Suanne: The seeds of Hunting the Devil, were planted during my teens from reading Tarzan books. Later, I adopted a biracial child. When he was sixteen, we went to Tanzania. A safari was on my bucket list, and he had an Alex Haley-ish desire to connect with his African roots. Though no clear-cut incident occurred, he seemed very uncomfortable. Because he was interracial, he was considered a white person and was treated accordingly. He found this reversal disorienting. I took his racial discomfort and amplified it, then gave it to my protagonist. To push her to her physical and psychological limits, I placed her in the Rwanda genocide.

Me: What books are yours similar to?

Suanne:  

A Different Kind of Fire is Lonesome Dove meets The Agony and the Ecstasy.

Hunting the Devil is The Kite Runner meets All the Light We Cannot See.

Me: In what ways did your career as a physician prepare you (or not) for your life as an author? 

Suanne: I certainly gained a good knowledge of anatomy and a broad experience with people of all races and their lives and traumas. Also, I can depict a fight scene and connect the dots with what a blow to a certain part of the body would damage. I have trouble toning down the medical aspects into plain English, though, and not being overly clinical when writing sex scenes.

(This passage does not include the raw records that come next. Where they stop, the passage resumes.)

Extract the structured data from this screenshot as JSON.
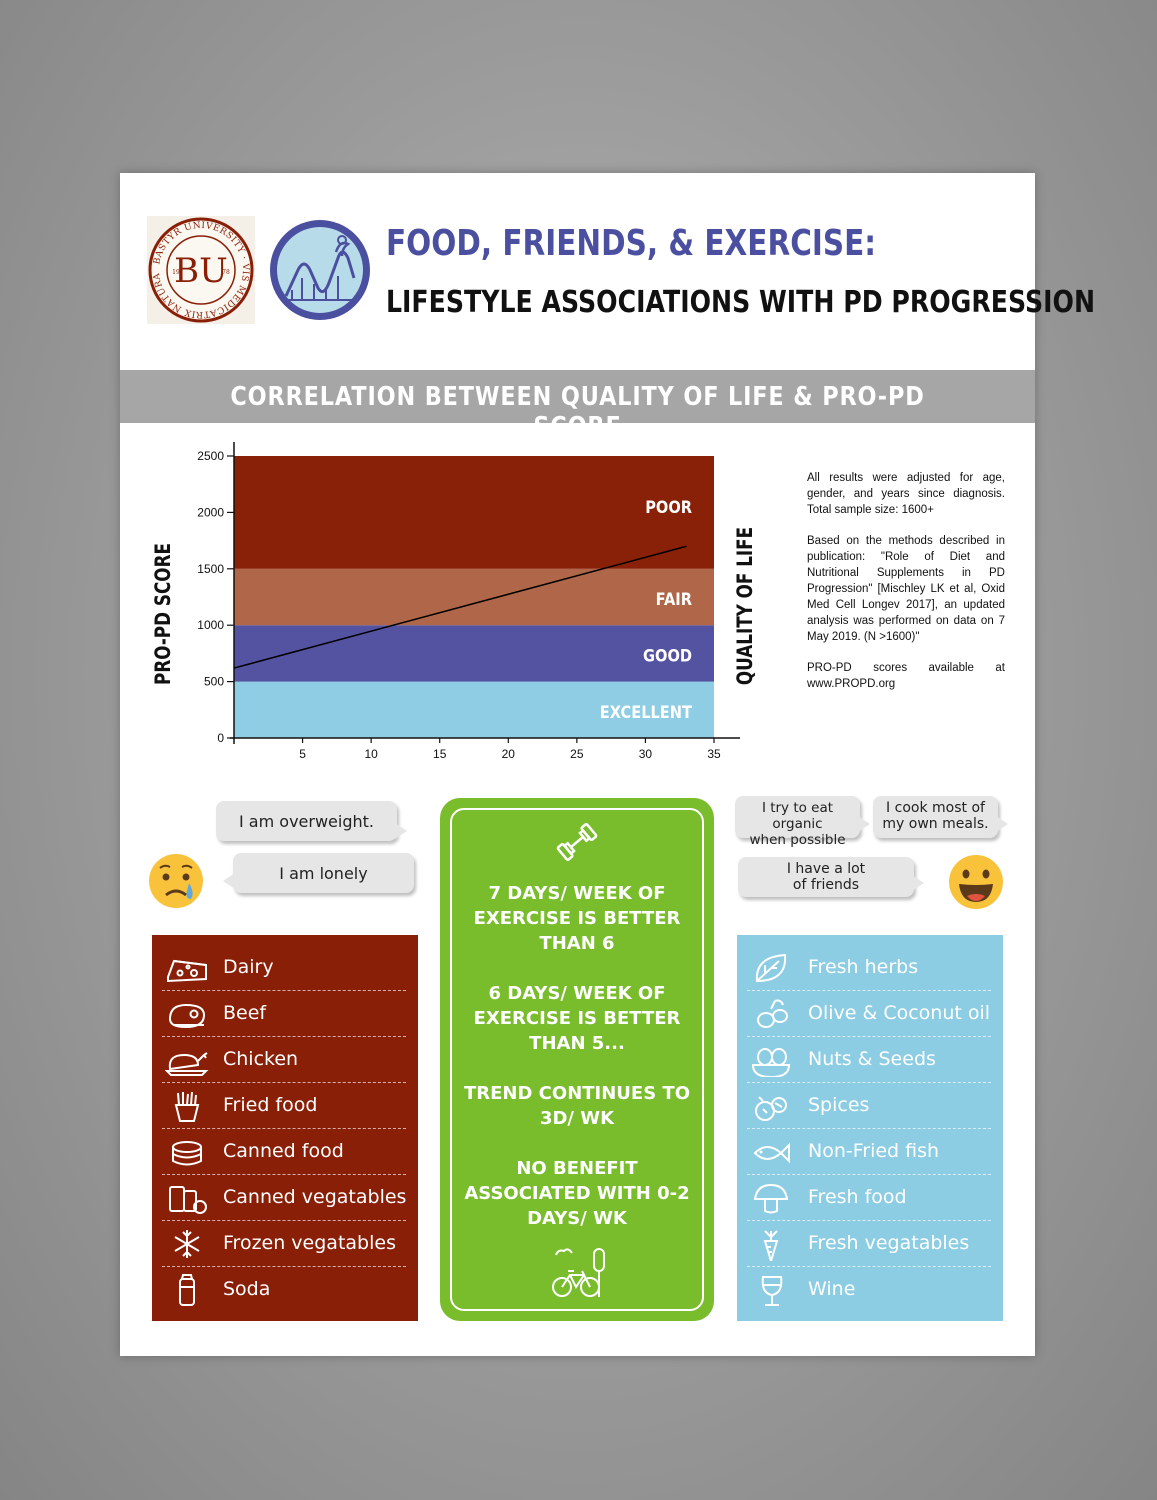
{
  "header": {
    "title_line1": "FOOD, FRIENDS, & EXERCISE:",
    "title_line2": "LIFESTYLE ASSOCIATIONS WITH PD PROGRESSION",
    "seal_text": "BASTYR UNIVERSITY · VIS MEDICATRIX NATURAE",
    "seal_year_left": "19",
    "seal_year_right": "78",
    "seal_monogram": "BU"
  },
  "band": {
    "title": "CORRELATION BETWEEN QUALITY OF LIFE & PRO-PD SCORE"
  },
  "chart_data": {
    "type": "line",
    "ylabel": "PRO-PD SCORE",
    "ylabel_right": "QUALITY OF LIFE",
    "xlabel": "",
    "xlim": [
      0,
      35
    ],
    "ylim": [
      0,
      2500
    ],
    "x_ticks": [
      5,
      10,
      15,
      20,
      25,
      30,
      35
    ],
    "y_ticks": [
      0,
      500,
      1000,
      1500,
      2000,
      2500
    ],
    "bands": [
      {
        "label": "EXCELLENT",
        "from": 0,
        "to": 500,
        "color": "#8ecde3"
      },
      {
        "label": "GOOD",
        "from": 500,
        "to": 1000,
        "color": "#5353a1"
      },
      {
        "label": "FAIR",
        "from": 1000,
        "to": 1500,
        "color": "#b06749"
      },
      {
        "label": "POOR",
        "from": 1500,
        "to": 2500,
        "color": "#892008"
      }
    ],
    "series": [
      {
        "x": [
          0,
          33
        ],
        "y": [
          620,
          1700
        ],
        "color": "#000000"
      }
    ],
    "grid": false
  },
  "notes": {
    "p1": "All results were adjusted for age, gender, and years since diagnosis. Total sample size: 1600+",
    "p2": "Based on the methods described in publication: \"Role of Diet and Nutritional Supplements in PD Progression\" [Mischley LK et al, Oxid Med Cell Longev 2017], an updated analysis was performed on data on 7 May 2019. (N >1600)\"",
    "p3": "PRO-PD scores available at www.PROPD.org"
  },
  "bubbles": {
    "overweight": "I am overweight.",
    "lonely": "I am lonely",
    "organic": [
      "I try to eat organic",
      "when possible"
    ],
    "cook": [
      "I cook most of",
      "my own meals."
    ],
    "friends": [
      "I have a lot",
      "of friends"
    ]
  },
  "exercise": {
    "p1": [
      "7 DAYS/ WEEK OF",
      "EXERCISE IS BETTER",
      "THAN 6"
    ],
    "p2": [
      "6 DAYS/ WEEK OF",
      "EXERCISE IS BETTER",
      "THAN 5..."
    ],
    "p3": [
      "TREND CONTINUES TO",
      "3D/ WK"
    ],
    "p4": [
      "NO BENEFIT",
      "ASSOCIATED WITH 0-2",
      "DAYS/ WK"
    ]
  },
  "bad_list": {
    "color": "#8a1f08",
    "items": [
      {
        "label": "Dairy",
        "icon": "cheese-icon"
      },
      {
        "label": "Beef",
        "icon": "steak-icon"
      },
      {
        "label": "Chicken",
        "icon": "chicken-icon"
      },
      {
        "label": "Fried food",
        "icon": "fries-icon"
      },
      {
        "label": "Canned food",
        "icon": "can-icon"
      },
      {
        "label": "Canned vegatables",
        "icon": "canned-vegetables-icon"
      },
      {
        "label": "Frozen vegatables",
        "icon": "snowflake-icon"
      },
      {
        "label": "Soda",
        "icon": "soda-icon"
      }
    ]
  },
  "good_list": {
    "color": "#8ccde3",
    "items": [
      {
        "label": "Fresh herbs",
        "icon": "leaf-icon"
      },
      {
        "label": "Olive & Coconut oil",
        "icon": "olive-icon"
      },
      {
        "label": "Nuts & Seeds",
        "icon": "nuts-icon"
      },
      {
        "label": "Spices",
        "icon": "spices-icon"
      },
      {
        "label": "Non-Fried fish",
        "icon": "fish-icon"
      },
      {
        "label": "Fresh food",
        "icon": "mushroom-icon"
      },
      {
        "label": "Fresh vegatables",
        "icon": "carrot-icon"
      },
      {
        "label": "Wine",
        "icon": "wine-icon"
      }
    ]
  }
}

Me: What are you working on now? 

Suanne: I’m doing on the final edits of my third book, Thunder and Ash, a contemporary romantic suspense set in the Texas Hill Country. Simultaneously, I’m writing book #4 tentatively titled Birdie, set (like A Different Kind of Fire) in the Gilded Age of American history. It’s about a teenage girl who is confined to an insane asylum because she’s an “uncomfortable” child for her father: she is defiant, refuses to marry the older man he’s chosen for her, and has been influenced by suffragettes and the Free Love movement.